Hepatitis A is a liver disease caused by the hepatitis A virus (HAV). Hepatitis A can affect anyone. Vaccines are available for long-term prevention of HAV infection in persons 1 year of age and older. Good personal hygiene and proper sanitation can also help prevent the spread of hepatitis A.
What is the Hepatitis A vaccine?
The Hepatitis A vaccine is a shot of inactive Hepatitis A virus that stimulates the body’s natural immune system. After the vaccine is given, the body makes antibodies that protect a person against the virus. An antibody is a substance found in the blood that is produced in response to a virus invading the body. These antibodies are then stored in the body and will fight off the infection if a person is exposed to the virus in the future.
Who should get vaccinated against Hepatitis A?

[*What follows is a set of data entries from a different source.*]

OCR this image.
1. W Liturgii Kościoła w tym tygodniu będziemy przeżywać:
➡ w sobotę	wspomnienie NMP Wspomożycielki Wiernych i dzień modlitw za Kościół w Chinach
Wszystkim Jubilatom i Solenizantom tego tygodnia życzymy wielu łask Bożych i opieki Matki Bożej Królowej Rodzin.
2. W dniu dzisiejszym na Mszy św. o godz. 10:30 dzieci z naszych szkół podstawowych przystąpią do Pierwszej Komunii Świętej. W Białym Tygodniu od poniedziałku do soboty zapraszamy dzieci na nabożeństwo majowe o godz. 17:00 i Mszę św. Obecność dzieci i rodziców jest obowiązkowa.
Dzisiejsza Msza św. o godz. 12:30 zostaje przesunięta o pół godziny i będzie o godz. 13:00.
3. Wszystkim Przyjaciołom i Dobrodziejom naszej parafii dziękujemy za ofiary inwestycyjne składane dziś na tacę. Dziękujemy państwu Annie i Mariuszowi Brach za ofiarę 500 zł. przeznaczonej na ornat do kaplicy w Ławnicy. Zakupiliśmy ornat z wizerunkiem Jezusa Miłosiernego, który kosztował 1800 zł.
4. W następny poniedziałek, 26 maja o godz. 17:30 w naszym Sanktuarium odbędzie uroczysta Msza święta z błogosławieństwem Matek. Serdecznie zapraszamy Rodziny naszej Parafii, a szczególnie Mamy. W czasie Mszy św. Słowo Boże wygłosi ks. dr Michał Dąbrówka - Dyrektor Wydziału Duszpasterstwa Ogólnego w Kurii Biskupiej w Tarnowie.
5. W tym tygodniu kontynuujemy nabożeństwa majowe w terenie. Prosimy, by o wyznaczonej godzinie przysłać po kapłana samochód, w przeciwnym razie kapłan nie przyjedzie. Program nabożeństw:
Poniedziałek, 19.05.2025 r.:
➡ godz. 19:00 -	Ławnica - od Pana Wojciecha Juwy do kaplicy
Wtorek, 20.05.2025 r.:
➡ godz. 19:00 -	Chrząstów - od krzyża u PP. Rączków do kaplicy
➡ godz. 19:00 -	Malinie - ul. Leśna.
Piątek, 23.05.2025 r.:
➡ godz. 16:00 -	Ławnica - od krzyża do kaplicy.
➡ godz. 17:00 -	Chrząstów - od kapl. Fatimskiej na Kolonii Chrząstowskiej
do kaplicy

Hepatitis A vaccination is recommended for:
All children at age 1 year
Travelers to countries that have high rates of Hepatitis A
Men who have sexual contact with other men
Users of injection and non-injection illegal drugs
People with chronic (lifelong) liver diseases, such as Hepatitis B or Hepatitis C
People who are treated with clotting-factor concentrates
People who work with Hepatitis A infected animals or in a Hepatitis A research laboratory
How is the Hepatitis A vaccine given?
The Hepatitis A vaccine is given as 2 shots, 6 months apart. The Hepatitis A vaccine also comes in a combination form, containing both Hepatitis A and B vaccine, that can be given to persons 18 years of age and older. This form is given as 3 shots, over a period of 6 months.
Is the Hepatitis A vaccine effective?
Yes, the Hepatitis A vaccine is highly effective in preventing Hepatitis A virus infection. Protection begins approximately 2 to 4 weeks after the first injection. A second injection results in long-term protection.
Is the Hepatitis A vaccine safe?
Yes, the Hepatitis A vaccine is safe. No serious side effects have resulted from the Hepatitis A vaccine. Soreness at the injection site is the most common side effect reported. As with any medicine, there are very small risks that a serious problem could occur after someone gets the vaccine. However, the potential risks associated with Hepatitis A are much greater than the potential risks associated with the Hepatitis A vaccine. Before the Hepatitis A vaccine became available in the Unites States, more than 250,000 people were infected with Hepatitis A virus each year. Since the licensure of the first Hepatitis A vaccine in 1995, millions of doses of Hepatitis A vaccine have been given in the United States and worldwide.
Who should not receive the Hepatitis A vaccine?
People who have ever had a serious allergic reaction to the Hepatitis A vaccine or who are known to be allergic to any part of the Hepatitis A vaccine should not receive the vaccine. Tell your doctor if you have any severe allergies. Also, the vaccine is not licensed for use in infants under age 1 year.